Failed to create network model in a child process (CUDA initialization error)

ranshadmi · September 9, 2018, 6:51pm

Hi,

I’ve encountered a very weird problem today, and managed to narrow it down to something quite basic. The code below:

from torchvision.models.inception import inception_v3 as get_model
from torch import multiprocessing
import os

def check_model():
    print(os.getpid(), 'check_model start')
    net = get_model()
    print(os.getpid(), 'number of parameters', len(list(net.parameters())))
    net.cuda(device=0)
    print(os.getpid(), 'device', next(net.parameters()).device)
    print(os.getpid(), 'check_model end')

def main():
    print(os.getpid(), 'main start')
    check_model()

    p = multiprocessing.Process(target=check_model)
    p.start()
    p.join()

    print(os.getpid(), 'main end with exitcode', p.exitcode)
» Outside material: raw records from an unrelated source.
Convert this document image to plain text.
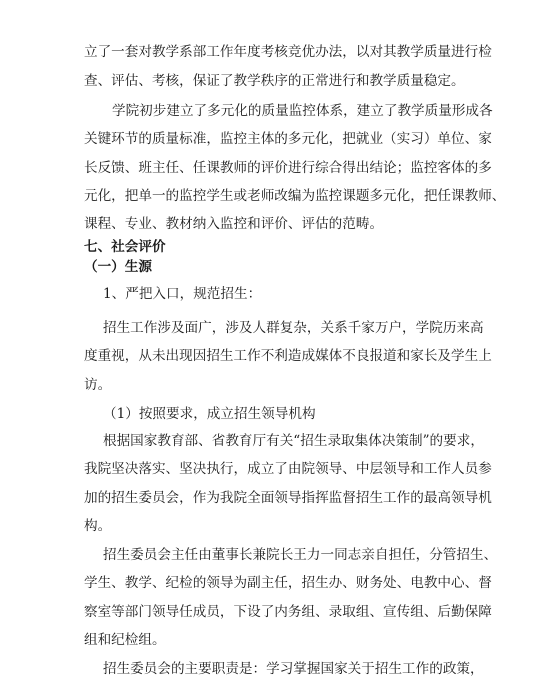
立了一套对教学系部工作年度考核竞优办法，以对其教学质量进行检

查、评估、考核，保证了教学秩序的正常进行和教学质量稳定。

学院初步建立了多元化的质量监控体系，建立了教学质量形成各

关键环节的质量标准，监控主体的多元化，把就业（实习）单位、家

长反馈、班主任、任课教师的评价进行综合得出结论；监控客体的多

元化，把单一的监控学生或老师改编为监控课题多元化，把任课教师、

课程、专业、教材纳入监控和评价、评估的范畴。

七、社会评价

（一）生源

1、严把入口，规范招生：

招生工作涉及面广，涉及人群复杂，关系千家万户，学院历来高

度重视，从未出现因招生工作不利造成媒体不良报道和家长及学生上

访。

（1）按照要求，成立招生领导机构

根据国家教育部、省教育厅有关“招生录取集体决策制”的要求，

我院坚决落实、坚决执行，成立了由院领导、中层领导和工作人员参

加的招生委员会，作为我院全面领导指挥监督招生工作的最高领导机

构。

招生委员会主任由董事长兼院长王力一同志亲自担任，分管招生、

学生、教学、纪检的领导为副主任，招生办、财务处、电教中心、督

察室等部门领导任成员，下设了内务组、录取组、宣传组、后勤保障

组和纪检组。

招生委员会的主要职责是：学习掌握国家关于招生工作的政策，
if __name__ == '__main__':
    main()

Fails on the 2nd call to check_model, which is done through a new process (multiprocessing.Process). Please see the output below:

13232 main start
13232 check_model start
13232 number of parameters 292
13232 device cuda:0
13232 check_model end
13242 check_model start
13242 number of parameters 292
Process Process-1:
Traceback (most recent call last):
  File "/home/ubuntu/anaconda3/lib/python3.6/multiprocessing/process.py", line 258, in _bootstrap
    self.run()
  File "/home/ubuntu/anaconda3/lib/python3.6/multiprocessing/process.py", line 93, in run
    self._target(*self._args, **self._kwargs)
  File "src/tmp2.py", line 10, in check_model
    net.cuda(device=0)
  File "/home/ubuntu/venvs/algo/lib/python3.6/site-packages/torch/nn/modules/module.py", line 249, in cuda
    return self._apply(lambda t: t.cuda(device))
  File "/home/ubuntu/venvs/algo/lib/python3.6/site-packages/torch/nn/modules/module.py", line 176, in _apply
    module._apply(fn)
  File "/home/ubuntu/venvs/algo/lib/python3.6/site-packages/torch/nn/modules/module.py", line 176, in _apply
    module._apply(fn)
  File "/home/ubuntu/venvs/algo/lib/python3.6/site-packages/torch/nn/modules/module.py", line 182, in _apply
    param.data = fn(param.data)
  File "/home/ubuntu/venvs/algo/lib/python3.6/site-packages/torch/nn/modules/module.py", line 249, in <lambda>
    return self._apply(lambda t: t.cuda(device))
RuntimeError: CUDA error (3): initialization error
13232 main end with exitcode 1

If I replace the call to multiprocessing.Process with a regular call to the check_model function, the problem disappear. Also, if I remove the line net.cuda(device=0) the problem disappear. However, I need these functionalities for my code…
Why is this happening? I’ve tried different builtin models (VGG, ResNet) to no avail.
I’ve also tried calling the check_model twice through a child process (multiprocessing.Process) and it worked. It seems it only fails when a parent process created the net and then a child process creates another and tries to transfer it to the GPU.

Any advice will be appreciated, thanks.
Ran

ranshadmi · September 10, 2018, 9:49pm

Update: I only get the error on Linux (Ubuntu 16.04) machine; not on windows (10). I’m connected to the Ubuntu machine via ssh.

rouniuyizu · March 14, 2019, 9:36am

Same problem here.
Adding “torch.multiprocessing.set_start_method(“spawn”)” might solve this problem, but for me it brings others…